Swimming Lessons
Swimming lessons receive mixed reviews around the world. Perhaps the most controversial aspect for swimming lessons is the age at which to begin.
In the United States, there are no standard guidelines for when to take swimming lessons. In fact, they're not required at all. The merits of lessons for infants and toddlers are continuously debated with one side saying the earlier the better and the other side saying later is safer.
Other countries take a different approach to swimming lessons. In Great Britain, the National Curriculum requires children to swim 25 meters (almost 100 feet) before leaving primary school. Otherwise they must take 30 minutes of swimming every day for two weeks during school time. Those who cannot swim by age 11 receive intensive lessons on a daily basis.

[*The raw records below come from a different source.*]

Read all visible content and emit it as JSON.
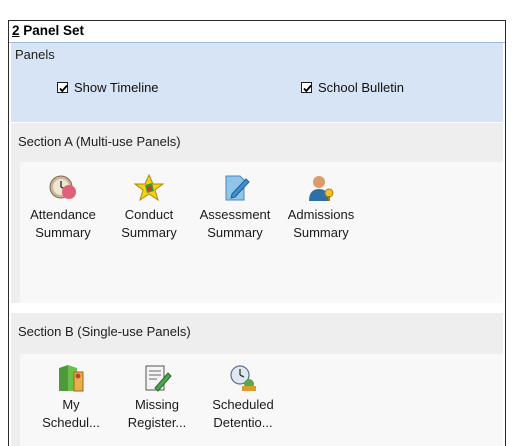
{
  "header": {
    "title_number": "2",
    "title_text": " Panel Set"
  },
  "panels": {
    "label": "Panels",
    "show_timeline": {
      "label": "Show Timeline",
      "checked": true
    },
    "school_bulletin": {
      "label": "School Bulletin",
      "checked": true
    }
  },
  "section_a": {
    "title": "Section A (Multi-use Panels)",
    "tiles": [
      {
        "line1": "Attendance",
        "line2": "Summary",
        "icon": "attendance-clock-icon"
      },
      {
        "line1": "Conduct",
        "line2": "Summary",
        "icon": "conduct-star-icon"
      },
      {
        "line1": "Assessment",
        "line2": "Summary",
        "icon": "assessment-pencil-icon"
      },
      {
        "line1": "Admissions",
        "line2": "Summary",
        "icon": "admissions-person-icon"
      }
    ]
  },
  "section_b": {
    "title": "Section B (Single-use Panels)",
    "tiles": [
      {
        "line1": "My",
        "line2": "Schedul...",
        "icon": "schedule-book-icon"
      },
      {
        "line1": "Missing",
        "line2": "Register...",
        "icon": "register-pencil-icon"
      },
      {
        "line1": "Scheduled",
        "line2": "Detentio...",
        "icon": "detention-clock-icon"
      }
    ]
  }
}
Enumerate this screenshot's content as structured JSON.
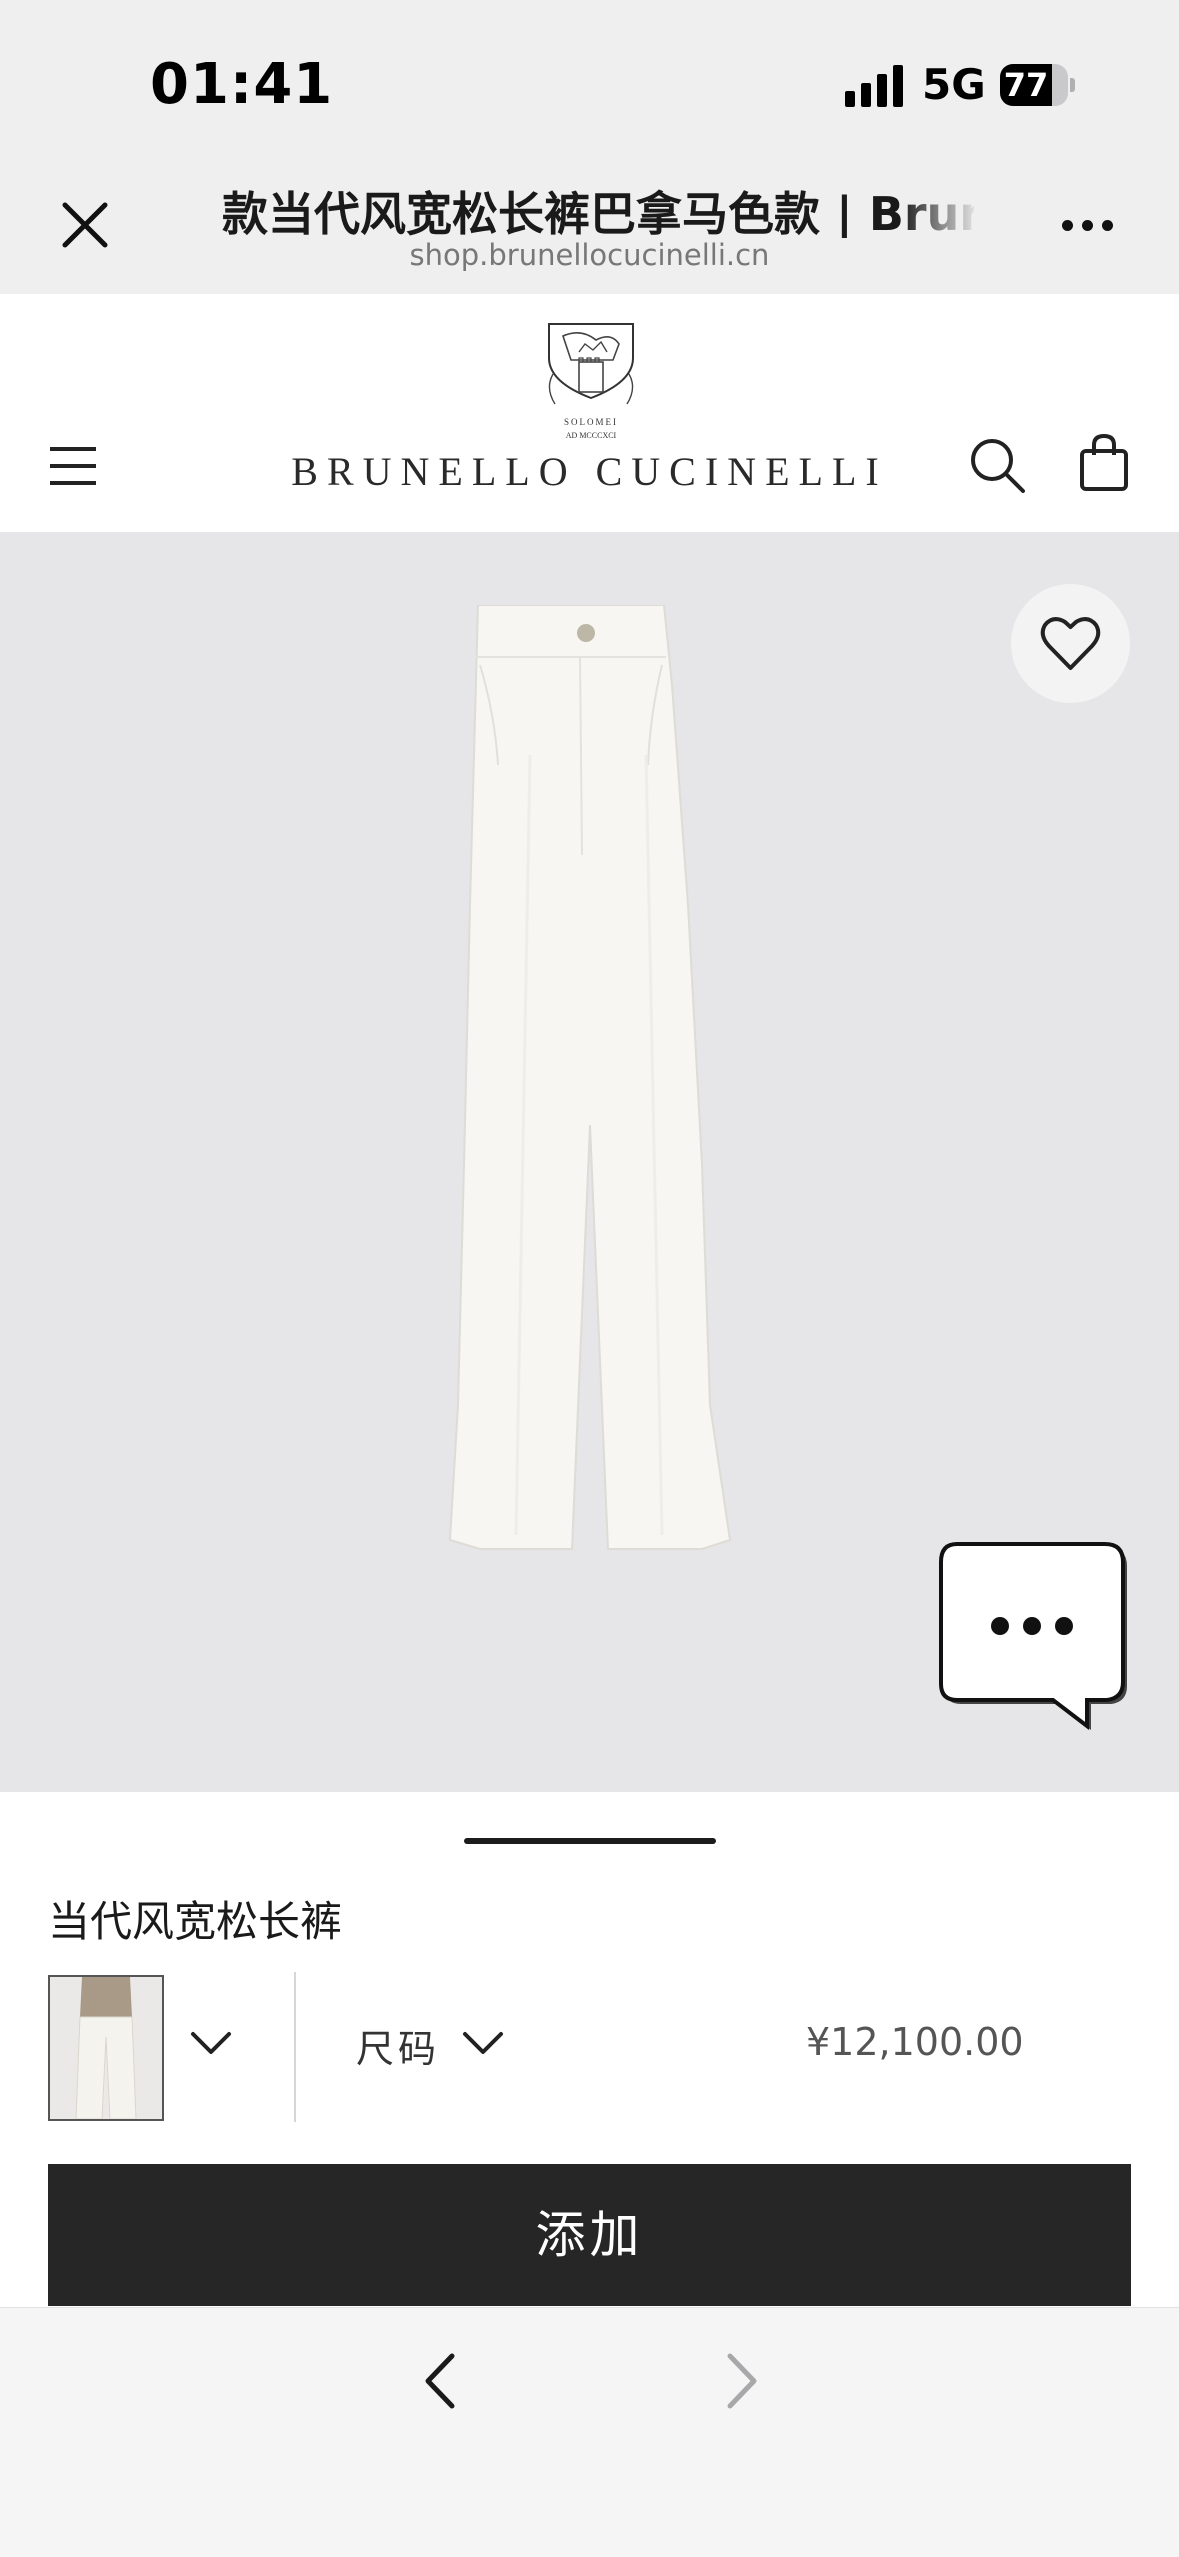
{
  "status_bar": {
    "time": "01:41",
    "network": "5G",
    "battery": "77",
    "battery_level": 0.77
  },
  "browser": {
    "title": "款当代风宽松长裤巴拿马色款 | Brunello Cucinelli",
    "url": "shop.brunellocucinelli.cn",
    "icons": {
      "close": "close-icon",
      "more": "more-icon",
      "back": "chevron-left-icon",
      "forward": "chevron-right-icon"
    }
  },
  "site_header": {
    "crest_motto": "SOLOMEI",
    "crest_year": "AD MCCCXCI",
    "brand": "BRUNELLO CUCINELLI",
    "icons": {
      "menu": "hamburger-icon",
      "search": "search-icon",
      "bag": "shopping-bag-icon"
    }
  },
  "product": {
    "name": "当代风宽松长裤",
    "size_label": "尺码",
    "price": "¥12,100.00",
    "add_button": "添加",
    "colors": {
      "product_bg": "#e6e5e7",
      "button_bg": "#262627",
      "pants": "#f7f6f2"
    }
  }
}
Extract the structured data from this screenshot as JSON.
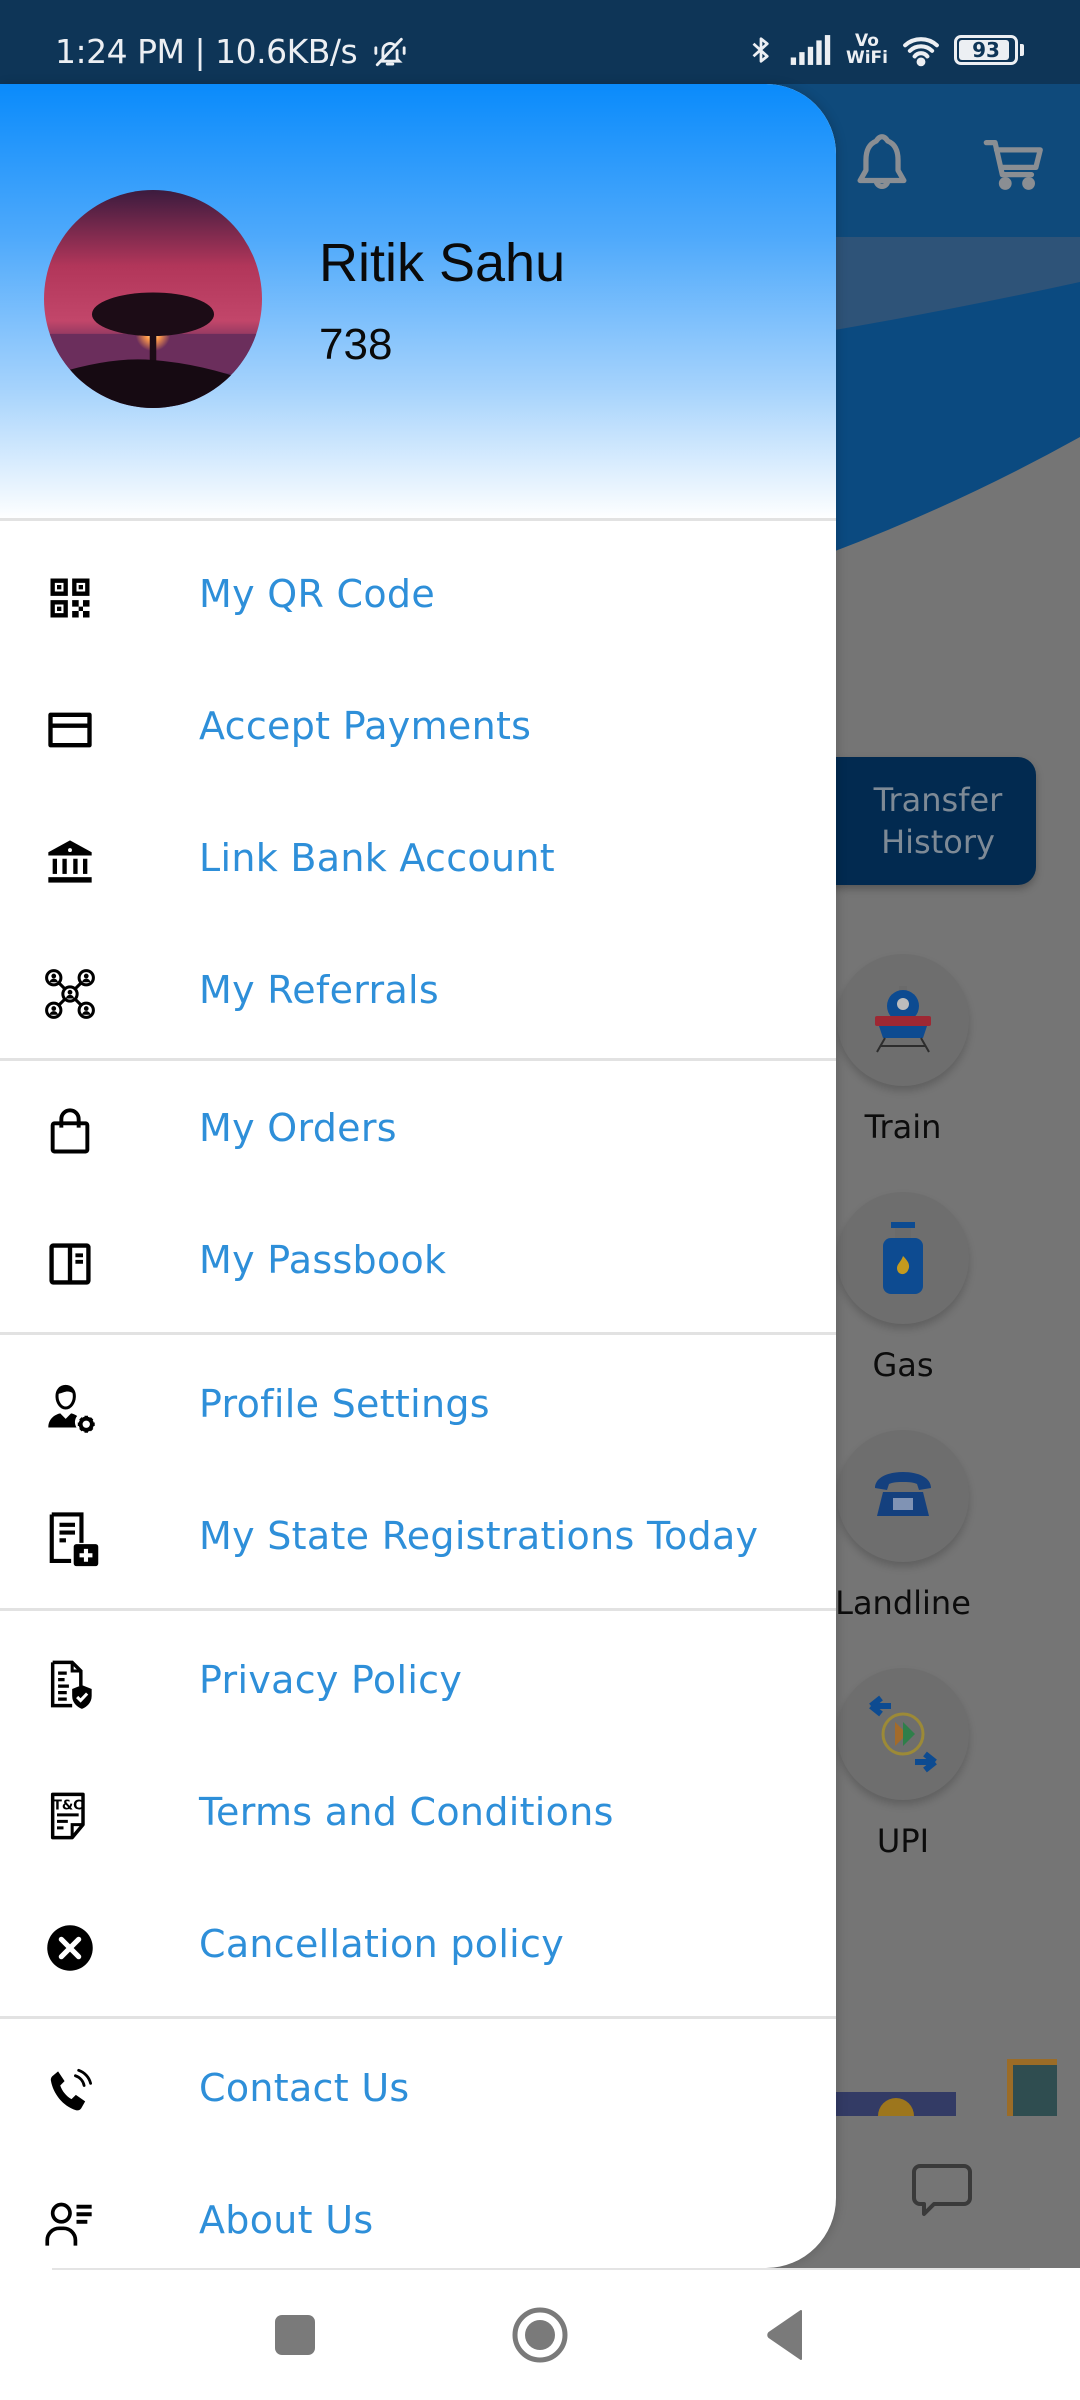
{
  "status_bar": {
    "time": "1:24 PM",
    "separator": "|",
    "net_speed": "10.6KB/s",
    "icons": [
      "mute-icon",
      "bluetooth-icon",
      "signal-icon",
      "vowifi-icon",
      "wifi-icon",
      "battery-icon"
    ],
    "vowifi_top": "Vo",
    "vowifi_bottom": "WiFi",
    "battery_level": "93"
  },
  "drawer": {
    "user": {
      "name": "Ritik Sahu",
      "points": "738"
    },
    "colors": {
      "header_top": "#0A8BFB",
      "label": "#2E8FD9",
      "icon": "#000000"
    },
    "menu": [
      {
        "id": "qr",
        "label": "My QR Code",
        "icon": "qr-code-icon"
      },
      {
        "id": "accept-payments",
        "label": "Accept Payments",
        "icon": "credit-card-icon"
      },
      {
        "id": "link-bank",
        "label": "Link Bank Account",
        "icon": "bank-icon"
      },
      {
        "id": "referrals",
        "label": "My Referrals",
        "icon": "referral-network-icon"
      },
      {
        "id": "orders",
        "label": "My Orders",
        "icon": "shopping-bag-icon"
      },
      {
        "id": "passbook",
        "label": "My Passbook",
        "icon": "passbook-icon"
      },
      {
        "id": "profile-settings",
        "label": "Profile Settings",
        "icon": "user-settings-icon"
      },
      {
        "id": "state-registrations",
        "label": "My State Registrations Today",
        "icon": "document-add-icon"
      },
      {
        "id": "privacy",
        "label": "Privacy Policy",
        "icon": "document-shield-icon"
      },
      {
        "id": "terms",
        "label": "Terms and Conditions",
        "icon": "terms-document-icon"
      },
      {
        "id": "cancellation",
        "label": "Cancellation policy",
        "icon": "cancel-circle-icon"
      },
      {
        "id": "contact",
        "label": "Contact Us",
        "icon": "phone-call-icon"
      },
      {
        "id": "about",
        "label": "About Us",
        "icon": "user-info-icon"
      }
    ],
    "terms_icon_text": "T&C"
  },
  "background_app": {
    "top_icons": [
      "bell-icon",
      "cart-icon"
    ],
    "transfer_button": {
      "line1": "Transfer",
      "line2": "History"
    },
    "services": [
      {
        "label": "Train",
        "icon": "train-icon"
      },
      {
        "label": "Gas",
        "icon": "gas-cylinder-icon"
      },
      {
        "label": "Landline",
        "icon": "telephone-icon"
      },
      {
        "label": "UPI",
        "icon": "upi-icon"
      }
    ],
    "chat_icon": "chat-bubble-icon",
    "colors": {
      "topbar": "#0F4A7B",
      "overlay_bg": "#757575",
      "transfer_button": "#022A50"
    }
  },
  "nav_bar": {
    "buttons": [
      "recents-button",
      "home-button",
      "back-button"
    ]
  }
}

Children in Denmark, Finland, Norway, and Sweden face swimming lessons by fifth grade. Here they are required to fall into water deep enough to submerge their heads before swimming 220 yards. Fifty-five of the 220 yards must be on their backs.
Swimming lessons in Belgium and the Netherlands happen during school time, too. One style of swimming, the breaststroke, is schools lag in Dutch, meaning school style.
Neither Canada nor Mexico has swimming lessons included as a required part of a child's formal education but there are efforts underway in both countries to include them.
It's possible that some Russian babies get swimming lessons at the very youngest age. Here, mothers can give birth in deep tubs of warm water in dimly lit rooms. The idea is that modern-day birthing procedures are excessively traumatic for the newborn so a more womb-like environment is created to gently ease the newborn from the dark, warm, wet environment known in the womb into the cold, bright, dry delivery room.